Se durante i tremendi giorni dell’epidemia, i social e la comunicazione in generale, sbavavano melassa per tutti quegli animali che approfittavano dell’assenza degli umani per riguadagnare i loro spazi nelle città “abbandonate” come i delfini nella laguna di Venezia, “mamma cinghiala” con prole che rovistava tra la spazzatura, i cervi che brucavano l’erbetta dei giardini di periferia e via di seguito; ora s’invocano le stragi dei cacciatori per debellare la presunta invasione di branchi di lupi famelici, orsi assassini e la xeno invasione dei voracissimi granchi blu o dei calabroni asiatici.
Molto efficace il divertente intarsio orchestrale dixieland che ha coperto tutta la seconda parte del brano.
“We don’t want these word” il refrain fa subito capire l’intento del brano: il rifiuto totale dell’ipocrisia di questo mondo che ci vuole costringere ad odiare i nostri fratelli fino al disprezzo di noi stessi. Il sax di Durizzotto si è fatto strada tra le intricate tessiture ritmiche dei tamburi di D’Orlando, seguita dal basso tuba di Ravanello per un Rocksteady reggae delizioso, ricco e suadente.
Dopo altre fantasie jamaicane, è stato lasciato campo libero al quartetto formato da D’Orlando, Durizzotto, Ravanello, Cisilino che si sono impegnati in un’improvvisazione su “Little sunflower” di Freddie Hubbard piegata ai ritmi caraibici notturni e lunari, sempre alla ricerca di un luogo immaginario dove fantasia e follia si possano gioiosamente incontrare.
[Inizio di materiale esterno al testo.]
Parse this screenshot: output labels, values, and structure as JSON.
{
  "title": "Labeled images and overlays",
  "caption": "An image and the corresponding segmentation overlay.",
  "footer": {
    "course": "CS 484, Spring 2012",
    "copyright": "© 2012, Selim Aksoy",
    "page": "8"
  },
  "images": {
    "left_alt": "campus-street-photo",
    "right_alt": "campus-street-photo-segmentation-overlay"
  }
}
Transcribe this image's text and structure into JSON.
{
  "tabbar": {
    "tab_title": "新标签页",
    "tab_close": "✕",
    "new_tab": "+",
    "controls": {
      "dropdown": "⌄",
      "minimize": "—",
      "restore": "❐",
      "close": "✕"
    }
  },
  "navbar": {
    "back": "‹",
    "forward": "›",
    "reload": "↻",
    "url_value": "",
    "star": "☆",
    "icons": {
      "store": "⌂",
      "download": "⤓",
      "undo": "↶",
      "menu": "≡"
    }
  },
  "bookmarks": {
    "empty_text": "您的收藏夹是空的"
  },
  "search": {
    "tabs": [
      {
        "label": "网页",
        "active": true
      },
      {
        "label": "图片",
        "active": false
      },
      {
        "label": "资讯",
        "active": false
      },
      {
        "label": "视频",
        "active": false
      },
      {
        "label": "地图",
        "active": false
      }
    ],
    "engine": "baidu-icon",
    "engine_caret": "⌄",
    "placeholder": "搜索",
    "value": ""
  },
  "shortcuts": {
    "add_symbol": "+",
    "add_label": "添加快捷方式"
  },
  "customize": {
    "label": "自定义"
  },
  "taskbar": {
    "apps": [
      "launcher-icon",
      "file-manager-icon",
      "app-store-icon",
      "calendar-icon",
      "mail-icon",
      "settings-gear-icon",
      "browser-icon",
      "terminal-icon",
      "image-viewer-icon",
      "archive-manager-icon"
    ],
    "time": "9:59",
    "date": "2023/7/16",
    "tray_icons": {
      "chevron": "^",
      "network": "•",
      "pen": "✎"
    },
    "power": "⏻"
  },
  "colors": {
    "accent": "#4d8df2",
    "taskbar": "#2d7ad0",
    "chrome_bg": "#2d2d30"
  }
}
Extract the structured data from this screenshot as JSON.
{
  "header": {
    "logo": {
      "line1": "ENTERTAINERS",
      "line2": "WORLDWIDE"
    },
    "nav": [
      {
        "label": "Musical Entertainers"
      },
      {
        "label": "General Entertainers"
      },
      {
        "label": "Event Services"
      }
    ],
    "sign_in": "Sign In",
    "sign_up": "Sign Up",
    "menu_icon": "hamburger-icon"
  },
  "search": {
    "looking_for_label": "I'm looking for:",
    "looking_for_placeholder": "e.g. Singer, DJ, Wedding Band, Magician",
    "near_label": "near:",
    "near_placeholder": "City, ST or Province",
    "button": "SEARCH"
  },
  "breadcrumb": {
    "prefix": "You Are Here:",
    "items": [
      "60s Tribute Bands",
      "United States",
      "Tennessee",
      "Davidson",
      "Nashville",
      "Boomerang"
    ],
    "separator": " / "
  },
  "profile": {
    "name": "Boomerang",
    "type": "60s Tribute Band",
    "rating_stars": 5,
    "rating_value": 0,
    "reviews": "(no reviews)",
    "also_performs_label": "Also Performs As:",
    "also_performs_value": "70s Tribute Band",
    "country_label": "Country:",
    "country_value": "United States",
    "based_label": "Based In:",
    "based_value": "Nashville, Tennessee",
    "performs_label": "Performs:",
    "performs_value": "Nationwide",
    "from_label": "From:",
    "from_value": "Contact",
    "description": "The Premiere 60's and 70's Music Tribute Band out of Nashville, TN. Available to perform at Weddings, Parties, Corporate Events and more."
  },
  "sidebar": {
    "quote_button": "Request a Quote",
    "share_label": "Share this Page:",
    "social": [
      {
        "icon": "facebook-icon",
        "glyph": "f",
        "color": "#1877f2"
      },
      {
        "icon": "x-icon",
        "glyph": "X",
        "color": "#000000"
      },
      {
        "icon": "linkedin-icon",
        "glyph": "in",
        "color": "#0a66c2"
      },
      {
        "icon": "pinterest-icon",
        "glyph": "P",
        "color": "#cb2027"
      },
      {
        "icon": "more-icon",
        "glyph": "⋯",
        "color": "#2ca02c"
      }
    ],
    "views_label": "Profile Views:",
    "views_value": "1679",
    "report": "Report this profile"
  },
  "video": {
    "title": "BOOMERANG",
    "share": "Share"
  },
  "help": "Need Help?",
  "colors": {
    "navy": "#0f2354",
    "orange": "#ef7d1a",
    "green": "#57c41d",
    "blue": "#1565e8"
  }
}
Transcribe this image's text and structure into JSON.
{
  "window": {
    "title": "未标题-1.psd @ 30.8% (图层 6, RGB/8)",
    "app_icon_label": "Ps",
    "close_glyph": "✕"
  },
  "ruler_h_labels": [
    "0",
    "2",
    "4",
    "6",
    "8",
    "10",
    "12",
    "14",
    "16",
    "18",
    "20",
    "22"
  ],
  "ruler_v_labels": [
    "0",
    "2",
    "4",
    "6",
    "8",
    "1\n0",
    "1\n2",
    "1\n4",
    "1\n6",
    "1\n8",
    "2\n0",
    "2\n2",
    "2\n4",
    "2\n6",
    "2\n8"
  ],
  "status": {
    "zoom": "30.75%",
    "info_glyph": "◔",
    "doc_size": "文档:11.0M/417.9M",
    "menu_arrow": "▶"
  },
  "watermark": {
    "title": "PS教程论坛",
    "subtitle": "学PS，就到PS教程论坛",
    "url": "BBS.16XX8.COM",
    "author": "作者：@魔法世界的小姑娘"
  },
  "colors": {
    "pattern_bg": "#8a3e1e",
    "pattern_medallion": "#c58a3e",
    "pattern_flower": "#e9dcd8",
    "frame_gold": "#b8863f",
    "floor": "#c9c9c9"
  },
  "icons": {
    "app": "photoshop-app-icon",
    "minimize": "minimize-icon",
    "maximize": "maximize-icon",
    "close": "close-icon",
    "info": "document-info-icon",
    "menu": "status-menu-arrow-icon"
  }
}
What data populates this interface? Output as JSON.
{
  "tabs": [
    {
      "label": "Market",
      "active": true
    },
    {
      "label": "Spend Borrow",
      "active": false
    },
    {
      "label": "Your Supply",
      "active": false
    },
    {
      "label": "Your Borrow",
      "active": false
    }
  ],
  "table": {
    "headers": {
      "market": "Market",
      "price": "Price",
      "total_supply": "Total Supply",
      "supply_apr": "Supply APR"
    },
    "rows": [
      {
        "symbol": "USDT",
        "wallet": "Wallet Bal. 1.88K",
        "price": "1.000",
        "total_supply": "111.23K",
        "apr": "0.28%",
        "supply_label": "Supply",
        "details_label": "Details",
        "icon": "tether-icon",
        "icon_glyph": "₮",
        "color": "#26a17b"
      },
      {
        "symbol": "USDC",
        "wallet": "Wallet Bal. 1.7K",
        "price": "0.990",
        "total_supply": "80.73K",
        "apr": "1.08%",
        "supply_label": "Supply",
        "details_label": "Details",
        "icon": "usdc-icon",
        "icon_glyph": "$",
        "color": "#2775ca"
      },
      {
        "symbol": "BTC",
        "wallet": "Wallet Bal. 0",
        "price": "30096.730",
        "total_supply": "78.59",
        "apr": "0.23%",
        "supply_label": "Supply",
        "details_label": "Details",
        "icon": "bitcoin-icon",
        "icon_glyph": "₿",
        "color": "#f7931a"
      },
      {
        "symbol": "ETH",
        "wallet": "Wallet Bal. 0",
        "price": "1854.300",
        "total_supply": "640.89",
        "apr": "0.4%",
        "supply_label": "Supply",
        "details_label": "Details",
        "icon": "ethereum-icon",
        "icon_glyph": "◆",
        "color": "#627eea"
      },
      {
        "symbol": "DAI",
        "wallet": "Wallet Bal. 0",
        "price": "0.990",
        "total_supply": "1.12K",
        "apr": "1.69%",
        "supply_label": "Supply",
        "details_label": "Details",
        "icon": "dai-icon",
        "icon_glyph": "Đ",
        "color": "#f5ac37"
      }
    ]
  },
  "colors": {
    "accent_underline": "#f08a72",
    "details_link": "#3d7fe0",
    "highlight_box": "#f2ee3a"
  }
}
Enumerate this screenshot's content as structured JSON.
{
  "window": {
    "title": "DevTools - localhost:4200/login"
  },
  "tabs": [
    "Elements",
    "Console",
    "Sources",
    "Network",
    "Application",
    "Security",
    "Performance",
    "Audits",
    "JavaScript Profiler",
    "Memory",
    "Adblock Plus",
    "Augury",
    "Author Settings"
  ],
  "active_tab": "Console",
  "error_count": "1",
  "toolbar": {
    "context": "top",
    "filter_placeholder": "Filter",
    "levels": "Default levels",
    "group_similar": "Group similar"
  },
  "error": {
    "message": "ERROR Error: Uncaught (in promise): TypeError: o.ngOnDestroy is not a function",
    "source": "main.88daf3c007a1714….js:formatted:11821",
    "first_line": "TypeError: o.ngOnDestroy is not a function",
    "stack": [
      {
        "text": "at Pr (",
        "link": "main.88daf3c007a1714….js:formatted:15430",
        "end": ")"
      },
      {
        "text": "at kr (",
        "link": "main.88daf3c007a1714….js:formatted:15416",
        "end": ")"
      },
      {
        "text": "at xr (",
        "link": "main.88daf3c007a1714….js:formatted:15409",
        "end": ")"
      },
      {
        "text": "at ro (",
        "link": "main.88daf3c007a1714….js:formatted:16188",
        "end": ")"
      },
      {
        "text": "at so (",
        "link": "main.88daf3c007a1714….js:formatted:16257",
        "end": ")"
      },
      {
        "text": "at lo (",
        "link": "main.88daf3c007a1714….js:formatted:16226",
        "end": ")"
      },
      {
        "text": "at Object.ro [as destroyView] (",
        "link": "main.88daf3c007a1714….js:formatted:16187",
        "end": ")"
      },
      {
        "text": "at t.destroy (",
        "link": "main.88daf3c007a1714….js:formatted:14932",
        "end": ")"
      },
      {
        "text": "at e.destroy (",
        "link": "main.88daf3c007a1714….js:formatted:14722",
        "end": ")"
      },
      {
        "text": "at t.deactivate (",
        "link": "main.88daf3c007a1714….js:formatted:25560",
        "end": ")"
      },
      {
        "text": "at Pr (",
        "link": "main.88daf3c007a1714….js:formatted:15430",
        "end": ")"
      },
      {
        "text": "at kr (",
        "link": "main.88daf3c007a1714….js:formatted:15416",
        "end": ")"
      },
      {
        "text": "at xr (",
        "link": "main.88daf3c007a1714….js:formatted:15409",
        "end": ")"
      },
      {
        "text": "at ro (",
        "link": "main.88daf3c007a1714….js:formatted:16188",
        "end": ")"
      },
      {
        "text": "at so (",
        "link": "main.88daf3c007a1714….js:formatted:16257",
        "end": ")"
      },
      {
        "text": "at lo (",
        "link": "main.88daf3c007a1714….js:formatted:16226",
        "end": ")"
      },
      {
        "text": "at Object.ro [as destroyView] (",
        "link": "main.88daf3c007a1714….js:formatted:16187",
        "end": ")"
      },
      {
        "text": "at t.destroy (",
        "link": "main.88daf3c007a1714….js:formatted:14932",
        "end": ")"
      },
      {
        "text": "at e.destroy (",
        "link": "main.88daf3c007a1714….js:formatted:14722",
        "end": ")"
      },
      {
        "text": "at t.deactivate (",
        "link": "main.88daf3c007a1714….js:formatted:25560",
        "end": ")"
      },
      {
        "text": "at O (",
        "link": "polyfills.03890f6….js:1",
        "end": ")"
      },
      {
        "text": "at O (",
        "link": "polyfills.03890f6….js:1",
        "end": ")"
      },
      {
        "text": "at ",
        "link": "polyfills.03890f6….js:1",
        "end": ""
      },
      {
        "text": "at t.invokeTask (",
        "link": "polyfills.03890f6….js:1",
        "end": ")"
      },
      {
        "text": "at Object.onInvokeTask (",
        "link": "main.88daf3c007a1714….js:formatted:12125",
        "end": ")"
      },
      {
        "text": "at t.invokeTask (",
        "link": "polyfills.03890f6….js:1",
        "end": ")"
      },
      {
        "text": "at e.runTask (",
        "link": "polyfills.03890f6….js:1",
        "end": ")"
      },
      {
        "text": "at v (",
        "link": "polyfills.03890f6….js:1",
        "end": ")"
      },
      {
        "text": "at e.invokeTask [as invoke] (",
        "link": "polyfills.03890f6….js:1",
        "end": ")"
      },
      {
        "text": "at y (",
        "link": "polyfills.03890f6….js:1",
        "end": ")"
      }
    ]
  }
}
Cisilino ha imbracciato anche la fisarmonica, soffiando nelle sue lamelle suoni dilatati e narrativi quasi cinematografici per atmosfere sognanti e sospese, mentre Durizzotto con la sua solita energia “spingeva” sulle ance colori saturi e sapidi, per timbro e carattere, in fraseggi a volte dissonanti che molti cercano di affrontare, ma che solo pochi talentuosi come lei riescono a sostenere. Dietro le pelli dimostra ancora la sua versatilità D’Orlando che esprime sempre un pregevolissimo drumming, ricco, speziato e incisivo, in una gamma espressiva che attraversa con naturalezza i generi più diversi.
Dopo una breve pausa ristoratrice, la seconda parte del concerto ha visto l’esecuzione per intero e senza eccessivi stacchi, della suite “Nomea”.
Ad introdurre questa parte dell’esibizione è stata un’intensa lettura di Andreina Tonello che ha interpretato un breve testo della poetessa D’Artizio che, in un crescendo quasi mistico, si concludeva così: “Questo canto è rivolto a te, Terra madre, nella speranza che i nostri disagi esistenziali vengano un poco compresi, lasciando spazio al tuo grembo materno che con ferocia ripudiamo e che grida di dolore a causa della nostra infinita ignoranza. Terra, Terra…Madre!”
Di certo, inizialmente, una parte dei numerosi avventori dell’osteria era ancora distratta dai piaceri della tavola e della conversazione spensierata tra birrette, Ljubljanske e deliziose Palacinke, ma è stata la musica a conquistarli, a poco a poco, come un’altra delle deliziose pietanze offerte in quel luogo nel quale si ristora lo spirito e il corpo. Come si dice proverbialmente “A pancia piena si ragiona meglio”.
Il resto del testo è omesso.